Comment by Juliate
5 months ago
Yes! But, huge but, very huge but, you lose the affordance of the switches and the buttons and the knobs and the patch cables. And that is a terrible loss for fiddling and discovery.
5 months ago
Yes! But, huge but, very huge but, you lose the affordance of the switches and the buttons and the knobs and the patch cables. And that is a terrible loss for fiddling and discovery.
My path has been to work a lot in the ODDYSEi app.
Now that I understand most of it, I am really considering buying a ARP 2600 replica.
So yes, the switch from software to hardware comes with time. But, at least for me, the first step is cheap apps on my already-owned tablet.
As a BARP 2600 owner (standard, not grey or blue) I couldn't recommend it more. If nothing else its max €400 for one of the most incredibly routable FX modules of all time with a very serviceable digital spring-reverb and Ring Modulator in the mix. Pair with a Strymon Night Sky or Big Sky and you've an enviable ambient/soundscape setup.
Ah man, what can i say.... That's SO tempting!
Small comments/interrogations regarding hardware vs software in this post:
https://news.ycombinator.com/item?id=45235398
May be you have some opinion regarding these.
True. But for going from zero to semi-hero, that’s definitely an option. [the huge amount of presets in software synths is really an BIG added value, so you can learn how each given sound is built]
Definitely agree too. Budget is definitely not the same.
And something like VCVRack is heaven to learn, experiment and understand what one can do with synthesis, step by step.
You gain presets lol. And in the case of odyssei it has a ton of additional features including a sequencer and full effects bank!
Experiences vary but sliding a slider on a screen is worth the benefits.

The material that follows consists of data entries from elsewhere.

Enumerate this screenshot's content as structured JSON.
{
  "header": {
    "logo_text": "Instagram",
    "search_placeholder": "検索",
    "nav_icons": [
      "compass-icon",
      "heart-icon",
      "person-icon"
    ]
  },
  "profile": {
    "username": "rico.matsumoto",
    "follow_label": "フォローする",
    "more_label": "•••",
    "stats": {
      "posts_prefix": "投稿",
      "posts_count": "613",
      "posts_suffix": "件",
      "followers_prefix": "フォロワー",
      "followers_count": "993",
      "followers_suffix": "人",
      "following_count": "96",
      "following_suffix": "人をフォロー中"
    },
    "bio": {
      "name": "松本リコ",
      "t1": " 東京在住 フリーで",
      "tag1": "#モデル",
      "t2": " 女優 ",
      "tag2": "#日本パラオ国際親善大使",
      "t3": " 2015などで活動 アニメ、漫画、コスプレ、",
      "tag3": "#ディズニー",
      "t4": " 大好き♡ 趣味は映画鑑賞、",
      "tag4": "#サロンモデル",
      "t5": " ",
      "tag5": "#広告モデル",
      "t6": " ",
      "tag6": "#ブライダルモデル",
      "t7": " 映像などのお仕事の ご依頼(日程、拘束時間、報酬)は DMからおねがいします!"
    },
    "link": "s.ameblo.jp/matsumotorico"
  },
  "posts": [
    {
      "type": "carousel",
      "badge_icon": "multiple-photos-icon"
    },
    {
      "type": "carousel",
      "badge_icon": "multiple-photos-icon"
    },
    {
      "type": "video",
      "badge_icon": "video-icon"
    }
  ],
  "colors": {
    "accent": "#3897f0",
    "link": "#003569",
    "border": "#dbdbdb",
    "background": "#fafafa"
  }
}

In the case of ODDYSEi, I am not sure whether the included 6-controls sequencer [i think that’s called P-lock] and/or the desunion on 8 « channels » [not sure of the wording] also exist somehow as hardware devices for the real ARP Oddysey
Ahh, but, you can just chain a bunch of Intech controllers. That's what I do. https://intech.studio
Midi controllers work plenty good with ipads
Totally agree, and it's an intermediary step, but it's still not the same.
I mean, it's terrific to have an affordable replica, especially for discovery, I'm not debating the price-point advantage (for both acquisition and maintenance), but this is not an on-par replacement.
In an analog (less so in digital, but still somehow) synth, the controls are the instrument itself: they are in a specific place, react in a specific way, and physically part of the device that outputs the sound, and they stay there: you cannot move one without the other. The instrument has its own character. It's still more abstract than a classical instrument like the violin or the piano where the physical action alone is done and felt in real time, of course. It's significantly more incarnated than software + generic (in a good way) controllers.
The good side of this is that after having software replicas or original synthetisers, there's room to build new exciting embodiments/physical instruments.
My first synth was a TX81Z. That one set of buttons I’ll never miss.